30 Mart 2010 Salı

HÂFIZ – 2

Celâleddin el-Mizzî: "Hâfız, bildiği râvîlerin sayısı bilmediğinden çok olandır" şeklinde tarif eder.
İbn Seyyidi'n-Nâs' ise şöyle tanımlar: "Kendi üstadlarını ve üstadlarının üstadlarını tabaka tabaka bilen ve her tabakada bildiği bilmediğinden çok olandır."

Hadis hâfızlarında bazı özellikler aranmaktadır: Allah Rasûlü'nün sünnetlerini bilmek; yollarına vâkıf olmak; isnadları birbirinden ayırma yeteneğine sahip olmak; sıhhatlerinde ittifak edilen ve nakillerinde ihtilâf edilen sünnetleri ezberlemek; müdrec lâfızları tanımak; hadiste geçen ifadeden râvinin sahâbe veya tâbiînden olduğunu anlamak.
Hadis tenkitçileri, hâfızlarda aranan özelliklerin zorluğuna dikkat çekerek her devirde çok az hâfızın olacağını hatta olamayacağını belirtmişlerdir.
Hâfızların ezberlemeleri gerekli olan hadislerin sayısı hakkında da tam bir görüş birliği yoktur.
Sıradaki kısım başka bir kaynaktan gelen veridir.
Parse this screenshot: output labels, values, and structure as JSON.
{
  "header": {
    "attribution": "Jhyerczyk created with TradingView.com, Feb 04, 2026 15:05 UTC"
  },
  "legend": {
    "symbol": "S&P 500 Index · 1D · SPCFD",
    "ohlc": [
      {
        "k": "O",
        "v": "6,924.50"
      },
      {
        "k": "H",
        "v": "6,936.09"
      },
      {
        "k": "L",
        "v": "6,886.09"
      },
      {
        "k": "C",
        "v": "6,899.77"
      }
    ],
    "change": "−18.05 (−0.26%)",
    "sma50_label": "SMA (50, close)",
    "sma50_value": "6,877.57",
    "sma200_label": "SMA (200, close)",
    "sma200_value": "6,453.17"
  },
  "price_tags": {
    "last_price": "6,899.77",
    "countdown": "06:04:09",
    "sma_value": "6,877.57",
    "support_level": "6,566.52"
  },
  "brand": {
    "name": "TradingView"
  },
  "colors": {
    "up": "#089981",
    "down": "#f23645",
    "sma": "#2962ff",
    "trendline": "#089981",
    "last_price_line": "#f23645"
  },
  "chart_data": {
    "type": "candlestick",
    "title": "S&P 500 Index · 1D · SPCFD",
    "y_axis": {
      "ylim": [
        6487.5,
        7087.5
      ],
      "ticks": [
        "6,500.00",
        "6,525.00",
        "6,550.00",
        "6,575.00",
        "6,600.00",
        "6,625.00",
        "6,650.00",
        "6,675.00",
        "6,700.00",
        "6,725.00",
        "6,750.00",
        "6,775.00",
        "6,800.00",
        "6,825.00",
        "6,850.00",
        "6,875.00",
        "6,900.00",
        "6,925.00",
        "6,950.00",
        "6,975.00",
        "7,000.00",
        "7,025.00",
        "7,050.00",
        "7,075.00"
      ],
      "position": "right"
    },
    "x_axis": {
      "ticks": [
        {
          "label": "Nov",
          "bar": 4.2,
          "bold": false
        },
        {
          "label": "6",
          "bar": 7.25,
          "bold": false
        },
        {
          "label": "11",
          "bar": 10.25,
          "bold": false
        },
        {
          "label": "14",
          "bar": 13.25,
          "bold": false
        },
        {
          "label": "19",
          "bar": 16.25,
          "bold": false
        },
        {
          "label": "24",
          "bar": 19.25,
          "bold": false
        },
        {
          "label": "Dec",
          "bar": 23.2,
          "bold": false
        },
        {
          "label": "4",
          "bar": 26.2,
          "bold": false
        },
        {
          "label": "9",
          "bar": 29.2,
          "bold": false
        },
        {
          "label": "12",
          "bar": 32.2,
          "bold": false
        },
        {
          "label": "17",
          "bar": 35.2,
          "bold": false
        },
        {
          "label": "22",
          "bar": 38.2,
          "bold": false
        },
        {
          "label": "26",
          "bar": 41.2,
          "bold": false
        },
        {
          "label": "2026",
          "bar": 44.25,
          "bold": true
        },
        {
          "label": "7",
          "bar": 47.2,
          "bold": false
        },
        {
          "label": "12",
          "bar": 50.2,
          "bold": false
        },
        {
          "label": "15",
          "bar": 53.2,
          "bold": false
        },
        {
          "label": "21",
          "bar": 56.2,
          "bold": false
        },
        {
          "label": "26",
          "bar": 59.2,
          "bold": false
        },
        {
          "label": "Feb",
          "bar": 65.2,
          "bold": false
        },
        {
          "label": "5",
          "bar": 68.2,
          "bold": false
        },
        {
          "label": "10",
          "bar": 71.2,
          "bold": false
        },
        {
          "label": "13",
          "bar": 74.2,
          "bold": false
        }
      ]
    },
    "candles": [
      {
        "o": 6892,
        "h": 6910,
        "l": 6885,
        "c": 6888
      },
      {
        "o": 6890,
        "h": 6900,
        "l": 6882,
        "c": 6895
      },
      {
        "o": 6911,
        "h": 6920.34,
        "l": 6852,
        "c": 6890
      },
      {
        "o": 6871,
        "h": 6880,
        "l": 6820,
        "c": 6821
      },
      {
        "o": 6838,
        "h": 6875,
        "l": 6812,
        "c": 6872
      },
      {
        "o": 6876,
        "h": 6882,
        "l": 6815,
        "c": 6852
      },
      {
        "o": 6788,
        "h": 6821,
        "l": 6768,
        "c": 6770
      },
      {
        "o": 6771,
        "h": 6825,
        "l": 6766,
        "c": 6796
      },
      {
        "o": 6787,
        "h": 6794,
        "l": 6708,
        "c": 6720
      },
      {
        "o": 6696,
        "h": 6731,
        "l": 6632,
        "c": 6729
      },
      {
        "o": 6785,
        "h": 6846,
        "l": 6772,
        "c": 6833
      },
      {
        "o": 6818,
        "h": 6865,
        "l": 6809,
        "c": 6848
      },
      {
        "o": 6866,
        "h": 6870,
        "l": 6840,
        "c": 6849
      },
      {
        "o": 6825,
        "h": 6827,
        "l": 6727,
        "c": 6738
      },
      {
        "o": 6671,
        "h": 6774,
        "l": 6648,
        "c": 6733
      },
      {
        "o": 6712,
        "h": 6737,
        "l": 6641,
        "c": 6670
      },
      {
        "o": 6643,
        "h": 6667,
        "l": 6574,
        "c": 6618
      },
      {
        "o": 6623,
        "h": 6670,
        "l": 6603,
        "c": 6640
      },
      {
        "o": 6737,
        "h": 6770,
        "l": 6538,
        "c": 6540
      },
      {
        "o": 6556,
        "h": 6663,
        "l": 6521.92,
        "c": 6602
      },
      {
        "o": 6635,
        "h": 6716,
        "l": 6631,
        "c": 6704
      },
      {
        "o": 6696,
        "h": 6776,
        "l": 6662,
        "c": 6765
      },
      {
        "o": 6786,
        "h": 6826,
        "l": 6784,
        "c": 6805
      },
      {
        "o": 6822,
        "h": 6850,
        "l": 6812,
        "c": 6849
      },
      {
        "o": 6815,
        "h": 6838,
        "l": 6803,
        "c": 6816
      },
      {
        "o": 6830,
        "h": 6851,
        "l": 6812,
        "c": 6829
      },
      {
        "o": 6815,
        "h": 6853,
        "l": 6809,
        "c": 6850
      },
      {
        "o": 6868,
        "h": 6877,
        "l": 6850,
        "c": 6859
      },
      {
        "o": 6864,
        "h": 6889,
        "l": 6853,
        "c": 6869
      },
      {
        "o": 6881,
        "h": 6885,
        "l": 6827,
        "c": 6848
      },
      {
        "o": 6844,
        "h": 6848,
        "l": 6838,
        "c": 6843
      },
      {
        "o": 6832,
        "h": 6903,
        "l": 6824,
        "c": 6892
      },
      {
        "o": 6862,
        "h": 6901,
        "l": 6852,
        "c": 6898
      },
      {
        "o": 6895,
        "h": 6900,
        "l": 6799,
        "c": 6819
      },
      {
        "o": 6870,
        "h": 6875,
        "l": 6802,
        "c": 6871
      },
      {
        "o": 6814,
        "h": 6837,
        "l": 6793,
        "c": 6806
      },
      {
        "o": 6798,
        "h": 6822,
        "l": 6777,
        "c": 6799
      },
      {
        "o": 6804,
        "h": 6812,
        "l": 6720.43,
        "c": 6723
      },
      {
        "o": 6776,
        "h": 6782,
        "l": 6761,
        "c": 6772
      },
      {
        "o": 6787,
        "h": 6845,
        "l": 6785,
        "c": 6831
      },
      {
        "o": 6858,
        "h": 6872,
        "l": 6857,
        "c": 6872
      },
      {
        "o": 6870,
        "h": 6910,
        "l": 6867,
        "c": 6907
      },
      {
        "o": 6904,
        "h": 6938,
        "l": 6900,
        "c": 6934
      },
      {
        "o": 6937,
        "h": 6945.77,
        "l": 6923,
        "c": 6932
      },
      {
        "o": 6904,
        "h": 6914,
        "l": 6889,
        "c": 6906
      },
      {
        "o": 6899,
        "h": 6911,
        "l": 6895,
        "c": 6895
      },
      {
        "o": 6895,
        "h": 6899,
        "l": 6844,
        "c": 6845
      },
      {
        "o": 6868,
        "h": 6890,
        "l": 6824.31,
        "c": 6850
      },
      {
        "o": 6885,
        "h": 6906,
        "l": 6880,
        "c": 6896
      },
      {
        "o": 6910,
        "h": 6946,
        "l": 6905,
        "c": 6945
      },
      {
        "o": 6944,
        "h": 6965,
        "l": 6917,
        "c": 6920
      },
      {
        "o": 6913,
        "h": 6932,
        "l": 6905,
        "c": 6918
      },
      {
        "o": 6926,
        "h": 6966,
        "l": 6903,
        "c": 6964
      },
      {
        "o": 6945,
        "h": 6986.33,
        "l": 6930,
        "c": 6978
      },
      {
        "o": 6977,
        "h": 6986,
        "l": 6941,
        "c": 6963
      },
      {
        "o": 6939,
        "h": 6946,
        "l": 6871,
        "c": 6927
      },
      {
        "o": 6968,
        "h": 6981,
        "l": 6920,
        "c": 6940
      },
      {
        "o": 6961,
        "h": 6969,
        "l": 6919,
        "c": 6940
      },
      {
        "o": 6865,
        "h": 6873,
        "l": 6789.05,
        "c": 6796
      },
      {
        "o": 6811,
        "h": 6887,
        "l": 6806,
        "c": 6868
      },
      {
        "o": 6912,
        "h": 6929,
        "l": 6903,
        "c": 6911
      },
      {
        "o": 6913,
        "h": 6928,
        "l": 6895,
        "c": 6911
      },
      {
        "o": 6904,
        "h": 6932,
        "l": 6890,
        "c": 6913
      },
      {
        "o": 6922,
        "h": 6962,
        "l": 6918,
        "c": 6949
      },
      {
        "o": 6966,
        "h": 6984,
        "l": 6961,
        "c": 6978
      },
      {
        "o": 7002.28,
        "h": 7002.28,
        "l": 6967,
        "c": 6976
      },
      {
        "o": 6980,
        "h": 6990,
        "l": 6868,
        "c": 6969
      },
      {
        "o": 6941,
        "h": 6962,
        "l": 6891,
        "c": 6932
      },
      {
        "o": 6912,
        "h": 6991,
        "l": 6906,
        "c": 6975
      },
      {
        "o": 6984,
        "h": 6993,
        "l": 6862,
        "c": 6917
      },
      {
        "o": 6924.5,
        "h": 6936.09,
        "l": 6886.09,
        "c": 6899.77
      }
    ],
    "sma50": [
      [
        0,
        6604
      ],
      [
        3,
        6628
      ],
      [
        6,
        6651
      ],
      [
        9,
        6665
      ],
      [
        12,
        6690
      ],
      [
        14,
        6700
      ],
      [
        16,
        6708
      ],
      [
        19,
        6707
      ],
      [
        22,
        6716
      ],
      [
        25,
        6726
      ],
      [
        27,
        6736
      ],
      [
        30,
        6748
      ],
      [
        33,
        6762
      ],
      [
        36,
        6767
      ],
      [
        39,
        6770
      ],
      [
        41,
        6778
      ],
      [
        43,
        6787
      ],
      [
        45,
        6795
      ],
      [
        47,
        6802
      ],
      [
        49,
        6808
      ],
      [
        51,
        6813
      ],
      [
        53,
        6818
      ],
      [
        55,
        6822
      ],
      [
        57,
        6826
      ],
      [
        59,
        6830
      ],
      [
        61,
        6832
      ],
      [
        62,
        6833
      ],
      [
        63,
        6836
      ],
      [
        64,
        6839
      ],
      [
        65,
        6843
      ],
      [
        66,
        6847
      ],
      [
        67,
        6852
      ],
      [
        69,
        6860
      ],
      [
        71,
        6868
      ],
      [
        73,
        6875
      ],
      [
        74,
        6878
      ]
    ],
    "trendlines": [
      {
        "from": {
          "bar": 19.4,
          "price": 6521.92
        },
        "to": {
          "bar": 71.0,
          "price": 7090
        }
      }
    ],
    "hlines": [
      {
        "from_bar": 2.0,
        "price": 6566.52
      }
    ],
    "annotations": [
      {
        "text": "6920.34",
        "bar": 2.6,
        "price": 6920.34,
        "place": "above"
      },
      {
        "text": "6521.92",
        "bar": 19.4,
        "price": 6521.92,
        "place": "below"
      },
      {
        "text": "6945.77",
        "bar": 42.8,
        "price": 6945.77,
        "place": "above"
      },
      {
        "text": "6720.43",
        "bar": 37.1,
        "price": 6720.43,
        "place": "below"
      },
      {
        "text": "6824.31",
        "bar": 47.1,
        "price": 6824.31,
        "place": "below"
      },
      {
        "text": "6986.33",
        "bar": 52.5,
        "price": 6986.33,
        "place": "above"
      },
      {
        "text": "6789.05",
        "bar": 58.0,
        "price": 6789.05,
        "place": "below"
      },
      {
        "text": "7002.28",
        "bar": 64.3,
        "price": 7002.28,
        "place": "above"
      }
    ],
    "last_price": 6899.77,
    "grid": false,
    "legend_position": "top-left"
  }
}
Hâfızın en az yirmi bin hadîsi ezbere bilmesi gerektiği zikredilmektedir. Bu sayı bazılarına göre ikiyüz bindir. Bu konuda kesin bir rakam vermek mümkün olmamakla beraber hâfızların bilmeleri gereken hadîs sayısının yüzotuz bin ile. yediyüz ellibin arasında olduğu belirtilmektedir.
Abdurrahman b. Mehdî (öl. 198), İbn Ebî Şeybe (öl. 235), İbn Asâkir (öl. 571), Abdullah b. Abdurrahman ed-Dârimî (öl. 255), İbn Ebî Hâtim er-Râzî (öl. 327), İbn Abdi'l-Berr (öl. 463) belli başlı hâfızlardandır.
Ayrıca kütüphanelerde okuyuculara aradığı kitabı veren ve kitaplarla ilgili sorumluluğu olan kitapları koruyan kişilere de "hâfız-ı kütüb" adı verilirdi.